Die aktuelle Situation zeigt, dass die vor Covid-19 begonnenen Entwicklungen lediglich beschleunigt wurden. Stimmst du dieser Annahme zu oder widersprichst du ihr?

SK

hr? Ich denke, da gibt es zwei Auswirkungen für B2B-Unternehmen. Einmal sind die digitale Infrastruktur und das digitale Ökosystem noch wichtiger geworden als zuvor. Was nur noch eingeschränkt funktionieren wird, dürfte die Konzentration auf Messen sein, den Telefonhörer und vielleicht noch das Faxgerät – und online gibt’s eine Verlegenheitslösung. Ich glaube, dieses Denken stößt dann doch an seine Grenzen, weil sich Kundenerwartungen deutlich verändert haben. Die Trends, die jetzt beschleunigt wurden durch Corona, laufen ja weiter. Man schmunzelt ja, dass Corona für die Digitalisierung des deutschen Mittelstandes mehr getan hat als jeder CEO. Das andere ist, nach der Strukturierung der Betriebsaktivität, auch der zeitliche Faktor. Macht der Fokus mit Messen und Kundenakquise noch Sinn mit ein oder zwei Höhepunkten im Jahr? Oder muss man nicht eher „always on“ denken? Ich glaube, das ist so der zweite Meilenstein. Weg von diesen Peaks, die man noch im B2B-Business hat, hin zu einer ganzjährigen Interaktion mit dem Kunden.

AM

Was, glaubst du, werden die wichtigsten Trends für die B2B-Branche werden?

SK

Ich denke, dass die Auswirkungen der Pandemie auf das Konsumverhalten für B2B-Unternehmen gar nicht so unterschiedlich sind wie für B2C-Unternehmen. Auch im B2B gab’s Unternehmen, bei denen die Customer Journey zuvor schon stark digital geprägt war. Und wie im B2C haben nun viele festgestellt, dass sie hier Nachholbedarf haben.

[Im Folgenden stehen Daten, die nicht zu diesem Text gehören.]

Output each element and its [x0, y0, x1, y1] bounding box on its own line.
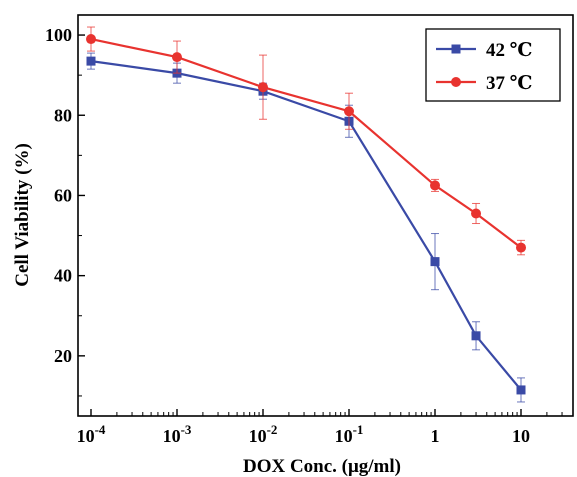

Wenn man es so will, hat Corona diesen digitalen Wandel beschleunigt, der aber schon zuvor angelegt war. Selbst wenn wir diese Präpandemie-Situation wieder haben, wieder Messen haben und wieder „physische“ B2B-Kontaktanbahnungen, wird es nicht mehr so sein wie vor der Pandemie. Denn die Leute haben gemerkt, dass es auch vom Wohnzimmer aus geht. Da sind Erfahrungen gemacht worden, die das Verhalten der Zukunft prägen werden. Diese neuen Erwartungshaltungen werden nicht weggehen.

AM

Ich danke dir für dieses Interview, Alexander.

SK

Fazit

Die Studien von McKinsey und SAS sowie die Expertise von Alexander Mühl machen deutlich, dass vermutlich kein neuer Kundentyp durch die Pandemie entstanden ist, und zeigen, dass die Trends der Vergangenheit nun präsenter sind als je zuvor. Die vorangegangenen Entwicklungen hinsichtlich Digitalisierung sowie Customer Experience werden in Zukunft mehr über den Erfolg eines Unternehmens entscheiden als bisher. Eine engere Kundenbeziehung, eine langfristige Customer Loyalty und eine reibungslose Customer Journey bedürfen neuer Kommunikationswege, die sich früher oder später auch in der B2B-Kommunikation etablieren müssen.